第二次他問這個問題,我想了想,決定勉為其難地和他聊一聊往事。


 


「有人告訴我,」我說,「他認識一群和以前的我很像的小孩,希望我親自來看看,明白我以前有多欠揍。」


 


許慕白:「……」


 


「但是他還說,」我的目光柔和了下來,

「如果我能變成現在的樣子,那麼我也一定有辦法,能讓他們也變成現在的我。
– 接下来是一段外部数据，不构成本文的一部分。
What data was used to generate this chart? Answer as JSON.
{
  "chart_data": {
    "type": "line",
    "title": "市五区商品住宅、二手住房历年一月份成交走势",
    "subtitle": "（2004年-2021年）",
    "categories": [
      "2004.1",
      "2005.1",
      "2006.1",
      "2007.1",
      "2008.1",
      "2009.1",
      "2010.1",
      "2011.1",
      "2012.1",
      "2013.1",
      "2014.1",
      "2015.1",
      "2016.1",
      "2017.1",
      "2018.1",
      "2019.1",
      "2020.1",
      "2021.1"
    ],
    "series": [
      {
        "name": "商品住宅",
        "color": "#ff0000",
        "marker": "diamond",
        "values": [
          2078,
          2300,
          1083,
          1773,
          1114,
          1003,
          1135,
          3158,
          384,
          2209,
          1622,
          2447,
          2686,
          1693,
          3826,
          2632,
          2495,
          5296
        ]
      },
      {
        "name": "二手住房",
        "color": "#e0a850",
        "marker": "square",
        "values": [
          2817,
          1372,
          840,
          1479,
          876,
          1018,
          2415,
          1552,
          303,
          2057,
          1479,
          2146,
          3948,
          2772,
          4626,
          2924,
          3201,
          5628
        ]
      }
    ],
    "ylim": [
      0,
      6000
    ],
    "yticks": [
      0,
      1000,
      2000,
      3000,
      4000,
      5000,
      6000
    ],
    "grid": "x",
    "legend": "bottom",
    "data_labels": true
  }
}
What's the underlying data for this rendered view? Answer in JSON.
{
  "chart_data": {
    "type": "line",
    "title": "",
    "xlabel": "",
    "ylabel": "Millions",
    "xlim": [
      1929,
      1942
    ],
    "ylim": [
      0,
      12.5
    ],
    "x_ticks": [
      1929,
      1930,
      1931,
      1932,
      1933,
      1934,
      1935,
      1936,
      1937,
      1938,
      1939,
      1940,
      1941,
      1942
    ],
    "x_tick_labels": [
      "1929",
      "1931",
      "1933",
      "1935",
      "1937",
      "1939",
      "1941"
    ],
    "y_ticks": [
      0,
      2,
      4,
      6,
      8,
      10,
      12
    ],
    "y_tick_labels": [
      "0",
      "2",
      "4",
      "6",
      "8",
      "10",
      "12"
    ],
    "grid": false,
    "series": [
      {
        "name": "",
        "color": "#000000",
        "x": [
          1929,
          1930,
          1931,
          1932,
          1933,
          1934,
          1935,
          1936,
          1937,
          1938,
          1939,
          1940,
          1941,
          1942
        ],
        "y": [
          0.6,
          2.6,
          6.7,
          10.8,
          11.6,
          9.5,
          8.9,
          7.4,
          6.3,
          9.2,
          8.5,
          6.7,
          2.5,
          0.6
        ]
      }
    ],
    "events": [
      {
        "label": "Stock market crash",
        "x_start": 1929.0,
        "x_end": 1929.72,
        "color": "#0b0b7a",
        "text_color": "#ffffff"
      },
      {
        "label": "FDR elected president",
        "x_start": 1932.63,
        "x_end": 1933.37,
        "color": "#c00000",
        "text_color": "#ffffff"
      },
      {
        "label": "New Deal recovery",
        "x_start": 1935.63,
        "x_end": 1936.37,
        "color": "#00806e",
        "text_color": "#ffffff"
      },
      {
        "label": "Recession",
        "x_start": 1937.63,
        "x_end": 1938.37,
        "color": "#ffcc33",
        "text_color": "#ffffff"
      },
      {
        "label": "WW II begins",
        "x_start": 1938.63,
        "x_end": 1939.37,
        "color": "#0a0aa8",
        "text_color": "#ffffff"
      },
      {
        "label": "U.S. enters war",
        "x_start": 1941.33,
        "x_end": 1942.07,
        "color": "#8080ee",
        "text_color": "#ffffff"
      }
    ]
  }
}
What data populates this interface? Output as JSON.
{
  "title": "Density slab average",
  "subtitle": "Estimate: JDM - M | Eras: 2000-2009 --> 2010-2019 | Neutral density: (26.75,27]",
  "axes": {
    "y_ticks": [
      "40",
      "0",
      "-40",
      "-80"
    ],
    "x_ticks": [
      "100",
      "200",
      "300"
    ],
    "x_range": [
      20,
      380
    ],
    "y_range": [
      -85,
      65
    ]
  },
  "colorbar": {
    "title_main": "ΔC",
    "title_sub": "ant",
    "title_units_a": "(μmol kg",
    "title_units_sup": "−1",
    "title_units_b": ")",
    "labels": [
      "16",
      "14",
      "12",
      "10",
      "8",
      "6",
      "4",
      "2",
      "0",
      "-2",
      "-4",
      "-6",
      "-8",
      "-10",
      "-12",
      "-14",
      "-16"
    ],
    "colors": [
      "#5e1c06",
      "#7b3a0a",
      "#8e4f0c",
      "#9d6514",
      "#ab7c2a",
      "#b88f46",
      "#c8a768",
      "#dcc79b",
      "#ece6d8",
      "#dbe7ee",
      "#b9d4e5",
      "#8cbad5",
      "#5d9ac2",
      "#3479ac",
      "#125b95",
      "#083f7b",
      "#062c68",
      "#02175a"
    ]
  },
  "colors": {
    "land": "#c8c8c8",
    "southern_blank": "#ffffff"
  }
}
」


 


「不過我反駁了他,我說你們就是你們,最多會變成更好的你們,永遠也不會變成我。」


 


如果我的夢境是真實的,那麼他們的未來,就像一條漆黑的,通往深淵的路。


 


可我不願意。


 


我穿過那條黢黑的路,避開所有深淵和泥沼,不是為了看身邊的人一個接一個地墜落,而是為了告訴他們,前面會有星星。


 


許慕白看著我半晌,最後一言不發地垂下眼,把吃完的麻辣燙扔進垃圾桶,轉身就走。


 


我聽見他說:「你不太一樣。」


 


(06)


 


祁帆不愧是我看好的學生。


 


他的事情早就被傳得人盡皆知,F 班的同學除了崇拜我以外,還對他有了一份尊重(因為他不懼強權)和憐愛。


 


不得不說,祁帆作為學習委員,成功帶動了全班的學習積極性。


 


江馨被我任命為班長,也開始拼命學習。


 


俞江涵為了配合妹妹和好友,隻能自己苦著臉刷題。


 


這三個人都成了班上有名的卷王,又因為本身具有領袖氣質,一時之間,全班的氛圍都相當之好,惹得所有老師嘖嘖贊嘆,問我是怎麼做到的。


 


我:「……嗯,用真心。」


 


高三上學期的期中考試,我們班的成績,從常年不變的倒數第一,變成了倒數第三。


 


其中還有一個耀眼無比的年級第一,祁帆。


 


以及衝進前一百的 F 班之光,江馨。


 


我對全班上下表示了熱烈的祝賀,把他們吹得天上有地下無,最後臉皮最厚的俞江涵都捂著紅紅的耳朵,

幹巴巴地說:「安老師,太過了。」


 


「那怎麼夠呢,」我喜氣洋洋地說,「這樣,我們也來個寫目標活動,大家把自己的夢想寫在紙條上,裝進箱子裡,怎麼樣?」


 


其實按常理來說,他們中的大部分人家庭條件都很好,未來可以出國,不然他們的家長也不會把他們送到嘉蘭高校來。


 


但很顯然,前兩年的時間裡 F 班的同學都在擺爛,以至於到了現在,他們的成績根本達不到去國外好院校的要求。


 


不過除了俞江涵和許慕白這樣少數不用學習,家長就會幫忙鋪路的學生,其他學生的家庭也算不上大富大貴,必須要學習才行。


 


雖然全班都在「啊——」,並表示不想寫,但他們最終還是口嫌體正直地交了整整齊齊三十二張紙條上來。